Жена встала, оправила платье, сказала:
— Знаю.
Хайду сдвинул брови.
— Тс! Если и знаешь, все равно помалкивай!
Хозяйка спокойным, ясным взглядом посмотрела на мужа и молча кивнула.
— А дело-то удалось! — шепнул Хайду жене. — Новотный дал-таки записку к главному врачу новой Сент — Яношской больницы… — Вдруг он запнулся, словно колеблясь. — А вообще-то с тебя причитается… Вон сколько нынче хлопот… не поскупись хоть на фрёч [17] один. Если, конечно, еще где-то продают вино.
17
Фрёч — сухое вино с содовой.
— Не к чему, баловство это, — уже уходя, бросила через плечо хозяйка.

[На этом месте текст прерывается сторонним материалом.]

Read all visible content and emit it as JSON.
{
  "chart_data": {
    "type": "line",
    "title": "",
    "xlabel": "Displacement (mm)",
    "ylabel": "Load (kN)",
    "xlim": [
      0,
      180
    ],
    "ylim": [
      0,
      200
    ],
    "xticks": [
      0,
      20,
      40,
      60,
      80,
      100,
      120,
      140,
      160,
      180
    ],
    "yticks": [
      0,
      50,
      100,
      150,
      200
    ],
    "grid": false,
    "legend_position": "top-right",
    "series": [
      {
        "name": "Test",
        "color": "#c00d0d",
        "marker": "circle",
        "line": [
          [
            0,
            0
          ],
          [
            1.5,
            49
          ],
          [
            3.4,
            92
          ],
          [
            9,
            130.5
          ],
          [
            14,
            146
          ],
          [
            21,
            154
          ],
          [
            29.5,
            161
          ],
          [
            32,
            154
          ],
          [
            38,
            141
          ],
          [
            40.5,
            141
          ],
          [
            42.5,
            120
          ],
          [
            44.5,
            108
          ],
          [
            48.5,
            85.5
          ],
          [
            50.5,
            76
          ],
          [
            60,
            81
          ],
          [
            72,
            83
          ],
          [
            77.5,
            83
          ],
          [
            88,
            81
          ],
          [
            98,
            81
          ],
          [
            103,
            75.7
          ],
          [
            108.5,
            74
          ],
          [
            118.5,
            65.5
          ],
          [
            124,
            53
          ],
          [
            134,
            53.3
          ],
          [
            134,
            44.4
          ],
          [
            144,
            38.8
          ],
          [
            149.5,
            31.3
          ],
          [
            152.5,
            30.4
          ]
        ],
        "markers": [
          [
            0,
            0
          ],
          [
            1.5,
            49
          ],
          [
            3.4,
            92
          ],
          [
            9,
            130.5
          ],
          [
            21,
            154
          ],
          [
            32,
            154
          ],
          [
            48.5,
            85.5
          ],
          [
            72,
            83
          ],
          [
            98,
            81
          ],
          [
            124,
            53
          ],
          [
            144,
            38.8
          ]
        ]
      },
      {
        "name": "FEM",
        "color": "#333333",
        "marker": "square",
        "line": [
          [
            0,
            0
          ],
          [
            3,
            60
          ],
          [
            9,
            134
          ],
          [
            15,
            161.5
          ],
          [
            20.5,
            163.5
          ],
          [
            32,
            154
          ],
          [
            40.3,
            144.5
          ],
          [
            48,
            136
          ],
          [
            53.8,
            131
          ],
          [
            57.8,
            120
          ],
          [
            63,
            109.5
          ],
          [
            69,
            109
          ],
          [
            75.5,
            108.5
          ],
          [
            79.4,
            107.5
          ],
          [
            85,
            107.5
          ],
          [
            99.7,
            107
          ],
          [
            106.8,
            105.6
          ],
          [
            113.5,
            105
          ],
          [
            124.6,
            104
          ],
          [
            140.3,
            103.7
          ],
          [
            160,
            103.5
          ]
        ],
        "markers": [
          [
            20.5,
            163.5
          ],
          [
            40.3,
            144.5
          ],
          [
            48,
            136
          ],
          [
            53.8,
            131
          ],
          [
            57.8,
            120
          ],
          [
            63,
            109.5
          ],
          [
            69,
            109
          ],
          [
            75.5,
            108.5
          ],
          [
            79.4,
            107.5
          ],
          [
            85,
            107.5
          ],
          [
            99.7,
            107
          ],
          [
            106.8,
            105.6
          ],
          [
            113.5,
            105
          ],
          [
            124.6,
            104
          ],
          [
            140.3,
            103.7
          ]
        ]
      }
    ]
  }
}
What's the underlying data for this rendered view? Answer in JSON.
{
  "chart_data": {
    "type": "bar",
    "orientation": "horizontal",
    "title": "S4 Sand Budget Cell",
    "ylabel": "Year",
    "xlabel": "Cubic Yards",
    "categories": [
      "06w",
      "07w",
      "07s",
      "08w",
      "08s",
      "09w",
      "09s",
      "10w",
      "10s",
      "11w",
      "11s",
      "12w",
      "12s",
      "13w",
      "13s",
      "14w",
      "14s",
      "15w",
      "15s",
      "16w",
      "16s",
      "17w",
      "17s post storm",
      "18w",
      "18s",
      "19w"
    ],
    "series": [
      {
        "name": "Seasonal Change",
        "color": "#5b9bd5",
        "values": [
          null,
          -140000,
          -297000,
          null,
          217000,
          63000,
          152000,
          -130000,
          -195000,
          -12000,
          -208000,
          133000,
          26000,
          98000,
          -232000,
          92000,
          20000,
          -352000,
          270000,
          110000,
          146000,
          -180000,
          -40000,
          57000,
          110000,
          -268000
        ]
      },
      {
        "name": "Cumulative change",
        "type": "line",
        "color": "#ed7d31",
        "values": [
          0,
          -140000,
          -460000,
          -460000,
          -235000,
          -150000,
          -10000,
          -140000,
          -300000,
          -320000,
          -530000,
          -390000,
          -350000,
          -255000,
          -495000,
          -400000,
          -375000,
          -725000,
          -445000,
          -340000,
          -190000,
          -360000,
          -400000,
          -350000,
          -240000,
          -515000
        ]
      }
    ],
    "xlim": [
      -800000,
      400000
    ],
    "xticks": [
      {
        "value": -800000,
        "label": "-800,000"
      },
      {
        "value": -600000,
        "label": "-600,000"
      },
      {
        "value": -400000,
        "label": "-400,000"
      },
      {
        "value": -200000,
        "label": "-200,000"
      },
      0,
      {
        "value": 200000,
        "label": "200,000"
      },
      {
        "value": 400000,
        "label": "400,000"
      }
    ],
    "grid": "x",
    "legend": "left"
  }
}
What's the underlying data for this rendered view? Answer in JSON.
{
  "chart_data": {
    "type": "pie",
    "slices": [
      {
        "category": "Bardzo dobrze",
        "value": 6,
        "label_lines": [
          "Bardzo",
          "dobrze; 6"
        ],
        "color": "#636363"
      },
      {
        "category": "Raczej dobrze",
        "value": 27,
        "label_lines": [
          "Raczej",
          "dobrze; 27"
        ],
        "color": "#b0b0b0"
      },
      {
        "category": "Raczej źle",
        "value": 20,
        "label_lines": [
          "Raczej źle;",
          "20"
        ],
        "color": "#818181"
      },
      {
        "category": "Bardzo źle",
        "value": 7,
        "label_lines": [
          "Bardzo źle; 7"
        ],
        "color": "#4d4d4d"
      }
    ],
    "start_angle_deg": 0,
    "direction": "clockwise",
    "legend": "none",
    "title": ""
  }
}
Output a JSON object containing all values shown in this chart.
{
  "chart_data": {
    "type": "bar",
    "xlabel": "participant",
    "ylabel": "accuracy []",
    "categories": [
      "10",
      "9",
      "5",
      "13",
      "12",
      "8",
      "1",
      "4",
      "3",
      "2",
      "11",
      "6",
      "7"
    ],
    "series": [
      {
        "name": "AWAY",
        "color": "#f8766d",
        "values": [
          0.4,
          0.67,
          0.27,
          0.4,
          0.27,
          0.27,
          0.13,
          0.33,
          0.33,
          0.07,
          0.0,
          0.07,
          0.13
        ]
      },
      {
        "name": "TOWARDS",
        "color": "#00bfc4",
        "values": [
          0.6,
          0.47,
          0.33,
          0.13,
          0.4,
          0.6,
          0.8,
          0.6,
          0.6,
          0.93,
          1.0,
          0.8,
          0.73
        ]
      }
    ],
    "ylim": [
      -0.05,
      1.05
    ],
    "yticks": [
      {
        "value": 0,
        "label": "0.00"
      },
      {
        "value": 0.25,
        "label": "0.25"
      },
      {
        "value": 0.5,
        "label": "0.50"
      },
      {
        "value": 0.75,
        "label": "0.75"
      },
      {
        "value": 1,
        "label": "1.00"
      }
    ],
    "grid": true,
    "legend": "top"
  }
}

— Как это не к чему? Аннушка, не будь скупердяйкой! Ради нынешнего денька могла бы на десяточку разориться!
— Ну уж ладно! — отозвалась жена уже из кухни. — Возьми десятку. В комоде.
— Могла бы и на двадцать раскошелиться, — пробормотал себе под нос Хайду, однако взял из комода только одну бумажку в десять пенгё.
На узенькой лестнице было темно — хоть глаз выколи.